Tidak dipedulikannya balasan si adik. Akhirnya, Uchiha bersaudara itu segera menaiki kereta kuda yang sudah dipanggil Itachi dari tadi. Begitu naik, si kusir bertanya kepada kedua orang itu kemana tujuan mereka.
"Stasiun Negara Hi."
Menghembuskan napas, si Uchiha bontot menyilangkan tangannya di depan dadanya. Disenderkannya punggung dan pinggangnya yang sudah lelah dari tadi duduk menghadapi ayahnya yang cerewet.
Sepertinya ini akan menjadi perjalanan panjang.
.
.
.
.
.
Sambil berjalan, Naruto menggandeng tangan Hinata yang kedinginan setiap berjalan di luar rumah, apalagi kalau dia sendirian.

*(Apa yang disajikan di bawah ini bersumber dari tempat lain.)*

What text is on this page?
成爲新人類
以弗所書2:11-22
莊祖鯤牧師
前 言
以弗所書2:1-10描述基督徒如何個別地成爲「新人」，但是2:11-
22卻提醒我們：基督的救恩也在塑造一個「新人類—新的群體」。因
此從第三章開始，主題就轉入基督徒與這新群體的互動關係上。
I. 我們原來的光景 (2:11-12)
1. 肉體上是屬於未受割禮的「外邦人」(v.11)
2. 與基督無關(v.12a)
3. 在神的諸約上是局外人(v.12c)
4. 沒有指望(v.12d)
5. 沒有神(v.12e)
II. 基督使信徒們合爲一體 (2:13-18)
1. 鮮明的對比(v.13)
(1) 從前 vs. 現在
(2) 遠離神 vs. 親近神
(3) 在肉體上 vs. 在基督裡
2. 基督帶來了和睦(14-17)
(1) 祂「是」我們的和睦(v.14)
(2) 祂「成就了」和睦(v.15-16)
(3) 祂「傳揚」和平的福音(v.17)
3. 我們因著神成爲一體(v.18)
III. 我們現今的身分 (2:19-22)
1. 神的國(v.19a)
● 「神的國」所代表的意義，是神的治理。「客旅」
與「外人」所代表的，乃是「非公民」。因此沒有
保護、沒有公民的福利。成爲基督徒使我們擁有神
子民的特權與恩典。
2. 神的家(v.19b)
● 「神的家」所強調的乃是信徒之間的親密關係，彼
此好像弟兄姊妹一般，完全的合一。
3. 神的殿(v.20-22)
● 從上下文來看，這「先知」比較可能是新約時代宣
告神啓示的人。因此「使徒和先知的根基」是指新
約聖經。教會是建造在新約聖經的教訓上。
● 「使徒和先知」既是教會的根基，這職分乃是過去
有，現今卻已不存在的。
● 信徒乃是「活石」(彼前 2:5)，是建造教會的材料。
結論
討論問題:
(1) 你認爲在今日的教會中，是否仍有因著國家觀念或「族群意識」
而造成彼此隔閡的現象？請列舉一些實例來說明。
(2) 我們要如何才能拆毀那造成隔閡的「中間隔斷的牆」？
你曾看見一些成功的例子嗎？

Gadis ini bukanlah gadis ketus seperti Sakura yang dapat menghajar orang lain yang menghinanya.
Gadis ini begitu halus, rapuh, dan indah. Hinata bak porselen yang diciptakan oleh tangan sang seniman yang menginginkan karyanya menjadi sangat indah, tapi rapuh.
Wajar saja kalau tangan Hinata dingin karena nervous. Habisnya, penduduk di desa ini tidak menyukai Hinata. Alasannya karena sang ibu yang beberapa tahun lalu saat Hinata masih kecil, terlibat perselingkuhan dengan seorang kepala keluarga.
Akhirnya, karena tidak tahan dengan berbagai cemooh, ibu Hinata pun jatuh sakit sampai akhirnya sang takdir datang menjemput.
Jadilah Hinata seorang anak yatim-piatu yang kini dicemooh orang karena perbuatan ibunya di masa lalau.
"Hinata-chan, aku pulang dulu ya, terima kasih sudah mengantarku jauh-jauh. Hehehehe"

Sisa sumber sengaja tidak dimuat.